To create the new controller class:
  1. Click Your Name | Setup | Develop | Apex Classes.
  2. Click New.
  3. Add the following code as the definition of the class and then click Quick Save.
    public class StoreFrontController {
    
        List<Merchandise__c> products;
        
        public List<Merchandise__c> getProducts() {
            if(products == null) {
                products = [SELECT Id, Name, Description__c, Price__c FROM Merchandise__c];
            }
            return products;
        }
    }
  4. Navigate back to your product catalog page at https://<your-instance>.salesforce.com/apex/Catalog, and open the Page Editor, if it’s not already open.
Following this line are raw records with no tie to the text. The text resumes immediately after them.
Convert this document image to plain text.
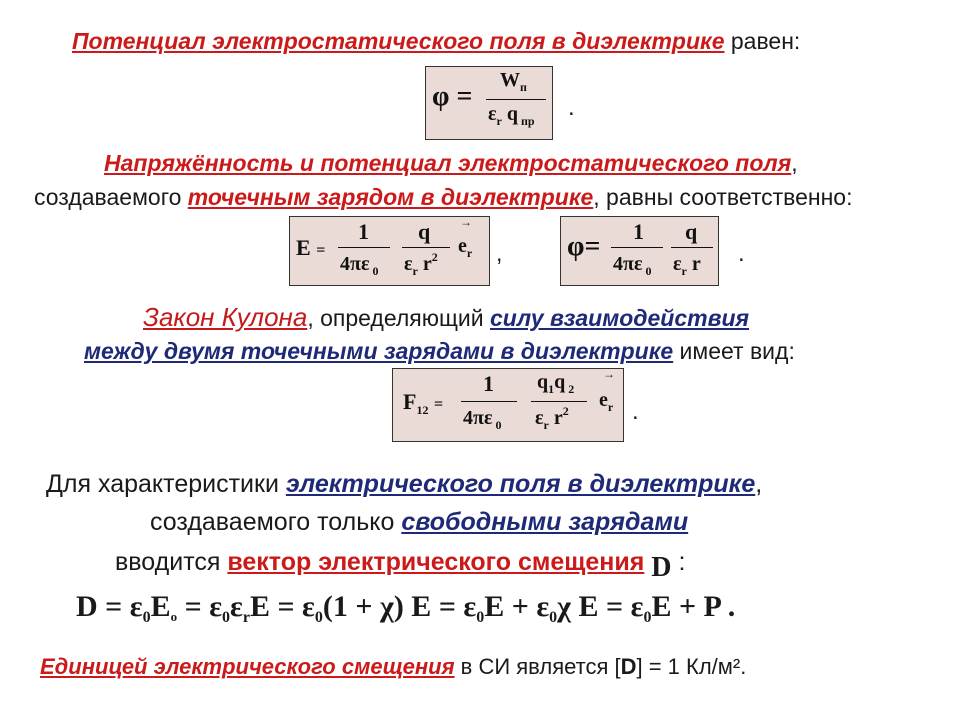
Потенциал электростатического поля в диэлектрике равен:
φ =
$W_п$
$\varepsilon_r$ q $_{пр}$ .
Напряжённость и потенциал электростатического поля,
создаваемого точечным зарядом в диэлектрике, равны соответственно:
E =
1
4πε $_0$
q
$\varepsilon_r$ $r^2$
→
$e_r$ , φ= 1
4πε $_0$
q
$\varepsilon_r$ r .
Закон Кулона, определяющий силу взаимодействия
между двумя точечными зарядами в диэлектрике имеет вид:
$F_{12}$ =
1
4πε $_0$
$q_1q$ $_2$
$\varepsilon_r$ $r^2$
→
$e_r$ .
Для характеристики электрического поля в диэлектрике,
создаваемого только свободными зарядами
вводится вектор электрического смещения D :
$D = \varepsilon_0Eo = \varepsilon_0\varepsilon_rE = \varepsilon_0(1 + \chi) E = \varepsilon_0E + \varepsilon_0\chi$ $E = \varepsilon_0E + P$ .
Единицей электрического смещения в СИ является [D] = 1 Кл/м².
  5. Change the opening <apex:page> tag to link your page to your new controller class.
    <apex:page controller="StoreFrontController">
    Notice that the attribute name has changed from standardController to controller. You also remove the recordSetVarattribute, because it’s only used with standard controllers.
  6. Click Save to save your changes and reload the page. The only change you should see is that the Merchandise tab is no longer selected.
  7. Make the following addition to set the application tab style back to Merchandise.
    <apex:page controller="StoreFrontController" tabStyle="Merchandise__c">
  8. Notice that above the Page Editor tool bar there is now a StoreFrontController button. Click it to view and edit your page’s controller code. Click Catalog to return to the Visualforce page code.
    Visualforce Page Editor toolbars
    You’ll use this in the next lessons.

Tell Me More...

  • As in the previous lesson, the value attribute of the pageBlockTable is set to {!products}, indicating that the table component should iterate over a list called products. Because you are using a custom controller, when Visualforce evaluates the{!products}expression, it automatically looks for a method getProducts() in your Apex controller.
  • The StoreFrontController class does the bare minimum to provide the data required by the Visualforce catalog page. It contains that single method, getProducts(), which queries the database and returns a list of Merchandise__c records.
  • The combination of a public instance variable (here, products) with a getter method (getProducts()) to initialize and provide access to it is a common pattern in Visualforce controllers written in Apex.